Downtown Presbyterian Church spent $130,050 in 2008 to have its organ restored. Covenant Presbyterian Church (PCA) in Green Hills spent $1.8 million on a new, four-story, Fisk organ for its recently finished sanctuary.
There are no fog machines, no video screens, no drums.
Unlike many new church buildings modeled after movie theaters, St. Andrew’s Anglican church sanctuary looks like a church — especially with its three-story, newly restored Aeolian-Skinner pipe organ.
Built 40 years ago for a now-shuttered Episcopal cathedral in Michigan, the organ has been reborn here in Middle Tennessee, and St. Andrew’s organist Darryl Miller is ecstatic.

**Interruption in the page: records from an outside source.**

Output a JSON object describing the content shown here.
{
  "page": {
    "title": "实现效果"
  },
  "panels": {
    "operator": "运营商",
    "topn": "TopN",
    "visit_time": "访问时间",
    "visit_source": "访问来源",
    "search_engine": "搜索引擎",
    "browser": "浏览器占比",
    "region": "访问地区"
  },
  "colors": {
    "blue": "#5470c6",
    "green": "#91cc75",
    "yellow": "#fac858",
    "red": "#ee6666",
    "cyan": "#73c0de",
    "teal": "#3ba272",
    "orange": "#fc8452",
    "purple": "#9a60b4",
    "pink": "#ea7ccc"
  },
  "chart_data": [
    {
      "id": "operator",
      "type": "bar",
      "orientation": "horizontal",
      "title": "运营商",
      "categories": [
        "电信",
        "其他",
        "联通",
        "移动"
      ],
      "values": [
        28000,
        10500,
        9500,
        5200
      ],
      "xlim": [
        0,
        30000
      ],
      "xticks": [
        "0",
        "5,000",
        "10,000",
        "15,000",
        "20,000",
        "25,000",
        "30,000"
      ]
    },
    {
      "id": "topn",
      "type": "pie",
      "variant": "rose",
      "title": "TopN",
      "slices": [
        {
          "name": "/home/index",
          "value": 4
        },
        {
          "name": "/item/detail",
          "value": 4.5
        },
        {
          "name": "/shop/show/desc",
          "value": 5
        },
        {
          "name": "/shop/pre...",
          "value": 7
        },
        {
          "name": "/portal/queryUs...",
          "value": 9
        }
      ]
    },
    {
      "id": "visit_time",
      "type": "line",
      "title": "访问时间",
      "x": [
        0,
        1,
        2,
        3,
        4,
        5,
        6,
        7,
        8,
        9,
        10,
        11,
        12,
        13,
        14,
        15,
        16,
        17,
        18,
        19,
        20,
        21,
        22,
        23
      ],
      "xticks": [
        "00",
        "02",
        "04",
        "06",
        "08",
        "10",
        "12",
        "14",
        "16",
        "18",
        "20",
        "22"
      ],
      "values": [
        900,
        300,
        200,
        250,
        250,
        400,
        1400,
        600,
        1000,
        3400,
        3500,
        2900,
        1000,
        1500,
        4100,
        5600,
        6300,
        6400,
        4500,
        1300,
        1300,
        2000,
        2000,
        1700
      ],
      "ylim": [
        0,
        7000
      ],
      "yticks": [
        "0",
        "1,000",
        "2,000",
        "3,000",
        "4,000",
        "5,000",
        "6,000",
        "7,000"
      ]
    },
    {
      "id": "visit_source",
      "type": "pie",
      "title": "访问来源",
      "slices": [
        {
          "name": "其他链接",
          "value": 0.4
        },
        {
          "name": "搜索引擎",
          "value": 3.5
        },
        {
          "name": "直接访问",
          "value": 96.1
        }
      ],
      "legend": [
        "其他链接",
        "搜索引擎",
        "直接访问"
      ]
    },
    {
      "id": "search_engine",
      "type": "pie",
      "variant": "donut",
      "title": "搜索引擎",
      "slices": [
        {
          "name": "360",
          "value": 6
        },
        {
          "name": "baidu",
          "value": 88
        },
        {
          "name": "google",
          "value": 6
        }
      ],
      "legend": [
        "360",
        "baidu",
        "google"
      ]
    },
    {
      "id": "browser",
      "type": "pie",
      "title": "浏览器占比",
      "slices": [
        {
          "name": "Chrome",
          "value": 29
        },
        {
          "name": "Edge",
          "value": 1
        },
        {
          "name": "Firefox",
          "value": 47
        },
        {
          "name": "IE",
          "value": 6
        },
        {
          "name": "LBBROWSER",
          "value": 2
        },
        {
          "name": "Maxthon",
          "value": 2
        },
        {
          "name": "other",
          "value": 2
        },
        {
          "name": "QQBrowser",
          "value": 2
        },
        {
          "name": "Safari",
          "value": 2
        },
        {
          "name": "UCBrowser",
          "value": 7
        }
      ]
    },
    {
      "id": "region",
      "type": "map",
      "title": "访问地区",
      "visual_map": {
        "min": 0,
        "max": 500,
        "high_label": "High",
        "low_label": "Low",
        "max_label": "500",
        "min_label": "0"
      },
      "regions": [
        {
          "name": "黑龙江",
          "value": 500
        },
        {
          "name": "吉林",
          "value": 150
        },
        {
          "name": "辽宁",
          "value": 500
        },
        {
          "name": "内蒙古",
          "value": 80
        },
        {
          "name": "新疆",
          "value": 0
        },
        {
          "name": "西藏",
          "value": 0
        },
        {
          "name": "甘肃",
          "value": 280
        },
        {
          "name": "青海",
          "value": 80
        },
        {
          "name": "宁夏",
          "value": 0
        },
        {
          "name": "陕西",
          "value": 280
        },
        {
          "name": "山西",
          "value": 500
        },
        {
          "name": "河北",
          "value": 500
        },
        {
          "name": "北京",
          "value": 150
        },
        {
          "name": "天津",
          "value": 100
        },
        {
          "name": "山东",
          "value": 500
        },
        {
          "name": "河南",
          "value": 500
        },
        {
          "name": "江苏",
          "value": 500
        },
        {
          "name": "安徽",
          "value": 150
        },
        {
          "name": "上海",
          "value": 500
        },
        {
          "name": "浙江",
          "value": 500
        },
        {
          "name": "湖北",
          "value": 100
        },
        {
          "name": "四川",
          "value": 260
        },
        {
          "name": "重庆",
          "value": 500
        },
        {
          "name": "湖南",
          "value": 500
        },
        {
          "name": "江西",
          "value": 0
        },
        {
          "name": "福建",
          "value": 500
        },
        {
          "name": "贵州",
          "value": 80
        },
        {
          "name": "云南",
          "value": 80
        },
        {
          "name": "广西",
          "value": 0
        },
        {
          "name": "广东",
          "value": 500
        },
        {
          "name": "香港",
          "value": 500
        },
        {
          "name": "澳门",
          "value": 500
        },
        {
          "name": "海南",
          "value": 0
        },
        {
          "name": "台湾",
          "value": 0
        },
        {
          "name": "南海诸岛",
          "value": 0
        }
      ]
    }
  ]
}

“We did the Rutter Requiem last Sunday, and it was glorious,” he said. “I’ve been resurrecting great literature … that I haven’t played in years.”
Organists like Miller have become an endangered species in recent years, as many churches have replaced their organs and choirs with rock bands. But in Nashville the local chapter of the American Guild of Organists is thriving. During the past six years, it has grown from about 150 members to 228, said Sharron Lyon, head of the membership committee.
Several local congregations have invested hundreds of thousands of dollars to restore old organs or build new ones.
Covenant Presbyterian Church in Green Hills spent $1.8 million on a new, four-story, Fisk organ for its recently finished sanctuary.
Paul Magyar, Covenant’s music minister, said the instrument is unlike any other because it can match the range of the human voice and is the perfect accompaniment for hymn singing.
But it also inspires the soul in a way that other instruments don’t, he said, standing in front of the red-oak-encased instrument, whose 3,394 pipes include two that are 32 feet tall.